»Weder ich selbst, noch die vielen anderen Teilnehmer, die im September 1993 zum Gemeindekongress nach Nürnberg reisten, sollten ahnen, wie nachhaltig uns diese Kongresstage prägen würden! Ein den meisten von uns unbekannter Pastor aus einer ebenso unbekannten Gemeinde aus einem Vorort von Chicago hielt hier drei Vorträge, mit denen er uns schlichtweg faszinierte: Wir hörten von dem jungen Pastor Bill Hybels, dass man seine Vision und Mission kennen sollte und erfuhren von Gottesdiensten, die suchende Menschen im Fokus hatten. Wir Pastoren begannen aber auch zu verstehen, dass wir Willow Creek nicht kopieren sollten.

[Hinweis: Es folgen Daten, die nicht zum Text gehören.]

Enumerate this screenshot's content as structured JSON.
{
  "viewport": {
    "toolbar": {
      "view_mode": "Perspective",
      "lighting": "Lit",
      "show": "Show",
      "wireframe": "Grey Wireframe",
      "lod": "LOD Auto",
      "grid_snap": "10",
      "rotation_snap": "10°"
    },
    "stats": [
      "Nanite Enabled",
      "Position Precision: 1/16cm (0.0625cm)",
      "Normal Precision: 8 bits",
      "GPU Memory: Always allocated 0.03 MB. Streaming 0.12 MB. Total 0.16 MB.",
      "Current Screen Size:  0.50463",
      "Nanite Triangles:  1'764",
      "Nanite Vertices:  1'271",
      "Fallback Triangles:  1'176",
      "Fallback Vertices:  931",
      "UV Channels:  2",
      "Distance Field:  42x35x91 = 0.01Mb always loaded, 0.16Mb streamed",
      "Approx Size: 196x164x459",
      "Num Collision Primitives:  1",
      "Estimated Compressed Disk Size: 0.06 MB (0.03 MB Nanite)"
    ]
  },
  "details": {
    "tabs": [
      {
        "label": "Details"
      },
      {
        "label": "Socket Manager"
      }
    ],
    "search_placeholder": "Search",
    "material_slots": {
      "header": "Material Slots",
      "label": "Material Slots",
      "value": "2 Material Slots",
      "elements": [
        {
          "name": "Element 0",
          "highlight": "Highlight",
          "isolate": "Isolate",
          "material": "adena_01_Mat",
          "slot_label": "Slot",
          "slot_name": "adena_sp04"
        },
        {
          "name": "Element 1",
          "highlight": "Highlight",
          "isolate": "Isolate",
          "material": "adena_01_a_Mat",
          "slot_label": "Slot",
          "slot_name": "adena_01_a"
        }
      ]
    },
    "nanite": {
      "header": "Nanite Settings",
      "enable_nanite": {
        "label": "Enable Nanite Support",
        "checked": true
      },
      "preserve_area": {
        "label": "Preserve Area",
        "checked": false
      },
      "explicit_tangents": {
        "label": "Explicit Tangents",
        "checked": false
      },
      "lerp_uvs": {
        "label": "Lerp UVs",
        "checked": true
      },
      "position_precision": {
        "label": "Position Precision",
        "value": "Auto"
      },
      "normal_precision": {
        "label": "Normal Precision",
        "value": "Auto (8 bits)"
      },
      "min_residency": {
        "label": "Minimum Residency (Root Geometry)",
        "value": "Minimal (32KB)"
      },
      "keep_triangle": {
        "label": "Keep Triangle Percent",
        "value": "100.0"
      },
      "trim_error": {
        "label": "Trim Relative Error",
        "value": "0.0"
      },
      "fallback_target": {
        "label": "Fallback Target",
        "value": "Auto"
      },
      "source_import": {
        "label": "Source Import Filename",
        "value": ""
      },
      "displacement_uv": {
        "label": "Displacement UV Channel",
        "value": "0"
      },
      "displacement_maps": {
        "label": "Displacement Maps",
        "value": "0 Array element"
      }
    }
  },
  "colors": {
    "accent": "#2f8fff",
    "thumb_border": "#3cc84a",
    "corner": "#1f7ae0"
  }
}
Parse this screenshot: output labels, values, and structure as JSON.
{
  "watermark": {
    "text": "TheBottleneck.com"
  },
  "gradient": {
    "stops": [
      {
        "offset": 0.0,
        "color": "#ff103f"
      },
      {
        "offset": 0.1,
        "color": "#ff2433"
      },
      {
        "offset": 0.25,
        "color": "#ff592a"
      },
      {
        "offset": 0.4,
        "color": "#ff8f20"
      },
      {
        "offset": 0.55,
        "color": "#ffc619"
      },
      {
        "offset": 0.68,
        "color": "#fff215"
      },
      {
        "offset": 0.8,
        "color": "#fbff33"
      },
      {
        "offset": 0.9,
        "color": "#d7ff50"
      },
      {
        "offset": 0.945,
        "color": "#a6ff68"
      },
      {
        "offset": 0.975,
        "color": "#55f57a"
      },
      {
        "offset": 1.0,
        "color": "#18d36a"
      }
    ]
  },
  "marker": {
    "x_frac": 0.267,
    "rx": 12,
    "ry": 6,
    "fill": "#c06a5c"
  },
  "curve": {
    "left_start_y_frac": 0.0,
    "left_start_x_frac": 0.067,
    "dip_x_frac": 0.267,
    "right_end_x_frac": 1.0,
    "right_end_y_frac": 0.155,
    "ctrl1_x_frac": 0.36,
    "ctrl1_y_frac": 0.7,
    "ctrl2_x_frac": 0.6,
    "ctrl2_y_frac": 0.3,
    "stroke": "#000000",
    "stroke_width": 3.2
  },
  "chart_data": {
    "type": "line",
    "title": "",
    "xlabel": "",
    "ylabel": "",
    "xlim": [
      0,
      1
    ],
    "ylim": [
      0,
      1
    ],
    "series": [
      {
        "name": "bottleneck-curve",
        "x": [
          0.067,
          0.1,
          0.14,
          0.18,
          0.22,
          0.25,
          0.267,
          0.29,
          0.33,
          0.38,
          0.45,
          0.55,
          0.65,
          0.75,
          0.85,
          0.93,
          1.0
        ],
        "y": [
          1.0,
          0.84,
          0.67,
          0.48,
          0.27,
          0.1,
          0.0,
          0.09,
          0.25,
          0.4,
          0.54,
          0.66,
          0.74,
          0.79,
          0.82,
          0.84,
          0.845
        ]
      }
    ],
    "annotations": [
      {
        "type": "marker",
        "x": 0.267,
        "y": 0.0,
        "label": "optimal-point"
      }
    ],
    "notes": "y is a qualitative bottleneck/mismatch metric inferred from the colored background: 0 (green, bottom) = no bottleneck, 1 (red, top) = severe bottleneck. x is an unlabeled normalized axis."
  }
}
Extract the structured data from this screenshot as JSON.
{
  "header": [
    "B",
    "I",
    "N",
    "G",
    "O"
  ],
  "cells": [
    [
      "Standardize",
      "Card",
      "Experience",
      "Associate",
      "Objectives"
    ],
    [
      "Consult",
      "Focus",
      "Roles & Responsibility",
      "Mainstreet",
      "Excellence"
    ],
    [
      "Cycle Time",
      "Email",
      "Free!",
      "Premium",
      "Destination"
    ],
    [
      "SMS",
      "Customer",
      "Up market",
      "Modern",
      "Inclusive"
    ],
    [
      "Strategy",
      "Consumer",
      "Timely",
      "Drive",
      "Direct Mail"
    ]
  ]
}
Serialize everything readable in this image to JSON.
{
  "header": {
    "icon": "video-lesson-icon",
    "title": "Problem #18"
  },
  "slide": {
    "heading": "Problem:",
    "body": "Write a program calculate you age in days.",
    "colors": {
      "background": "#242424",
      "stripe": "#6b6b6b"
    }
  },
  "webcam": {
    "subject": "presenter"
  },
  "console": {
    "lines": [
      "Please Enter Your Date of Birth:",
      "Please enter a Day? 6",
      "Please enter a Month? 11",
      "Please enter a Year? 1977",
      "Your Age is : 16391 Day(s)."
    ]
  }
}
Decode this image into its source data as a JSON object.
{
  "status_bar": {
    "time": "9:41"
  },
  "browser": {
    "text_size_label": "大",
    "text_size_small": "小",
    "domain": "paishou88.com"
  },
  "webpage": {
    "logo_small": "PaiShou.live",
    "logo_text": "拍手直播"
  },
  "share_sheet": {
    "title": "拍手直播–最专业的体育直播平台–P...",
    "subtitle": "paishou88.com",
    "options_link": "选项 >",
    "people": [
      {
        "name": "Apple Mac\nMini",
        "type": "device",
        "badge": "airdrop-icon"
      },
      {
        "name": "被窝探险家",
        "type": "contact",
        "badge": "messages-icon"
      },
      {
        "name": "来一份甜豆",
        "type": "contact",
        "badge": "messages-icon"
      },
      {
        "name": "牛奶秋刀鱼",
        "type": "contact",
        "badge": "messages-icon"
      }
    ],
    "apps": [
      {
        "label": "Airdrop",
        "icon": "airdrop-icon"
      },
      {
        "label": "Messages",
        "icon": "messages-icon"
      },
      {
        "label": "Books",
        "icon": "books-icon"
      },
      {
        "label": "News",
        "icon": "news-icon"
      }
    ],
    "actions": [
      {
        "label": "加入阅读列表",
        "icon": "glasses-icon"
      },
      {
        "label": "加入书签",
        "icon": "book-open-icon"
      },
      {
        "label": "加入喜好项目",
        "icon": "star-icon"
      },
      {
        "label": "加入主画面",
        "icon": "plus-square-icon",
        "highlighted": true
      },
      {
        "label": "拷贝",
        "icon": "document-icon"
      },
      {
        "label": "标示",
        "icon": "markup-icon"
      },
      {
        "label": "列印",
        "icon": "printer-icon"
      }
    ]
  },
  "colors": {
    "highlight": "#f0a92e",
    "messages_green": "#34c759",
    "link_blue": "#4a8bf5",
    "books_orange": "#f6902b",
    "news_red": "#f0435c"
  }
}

Es ging vielmehr darum, die dahinter liegenden biblischen Prinzipien zu begreifen. Dieser Kongress markierte einen Meilenstein in unserem Gemeindeleben.«

Kellerkirche mit vagen Visionen für die Stadt

Eigentlich war es mir in meiner kleinen evangelisch-freikirchlichen Gemeinde im Düsseldorfer Vorort Erkrath ganz gut ergangen: Immerhin hatte sich die Gemeinde mit ihren gerade einmal 38 Mitgliedern getraut, eine sechsköpfige Pastorenfamilie zu sich zu holen. Die EFG Erkrath ›boomte‹: Der Versammlungsraum, ein Privatkeller mit 50 Sitzplätzen, war meist bis auf den letzten Platz gefüllt. Das Programm für Kinder – damals noch unter dem Namen Sonntagschule – fand im Schlafzimmer des Hauseigentümers statt, der praktischerweise unser Gemeindeleiter war.

Es war die Zeit zwischen Liederbuch und Tageslichtprojektor. Wir fühlten uns gesegnet in unseren Gottesdiensten, die rund zwei Stunden dauerten, weil wir auf nichts verzichten wollten – angefangen vom Lobpreis über das Abendmahl und Gebetsgemeinschaften bis hin zur Predigt mit anschließenden Segnungen. Gäste waren uns willkommen, hatten sich aber mit unserem Programm anzufreunden. Als Kellerkirche, so unser inoffizieller Name, fühlten wir auch Verantwortung für unsere Stadt; doch niemand von uns fasste die Träume und Visionen, die wir in uns trugen, in Worte.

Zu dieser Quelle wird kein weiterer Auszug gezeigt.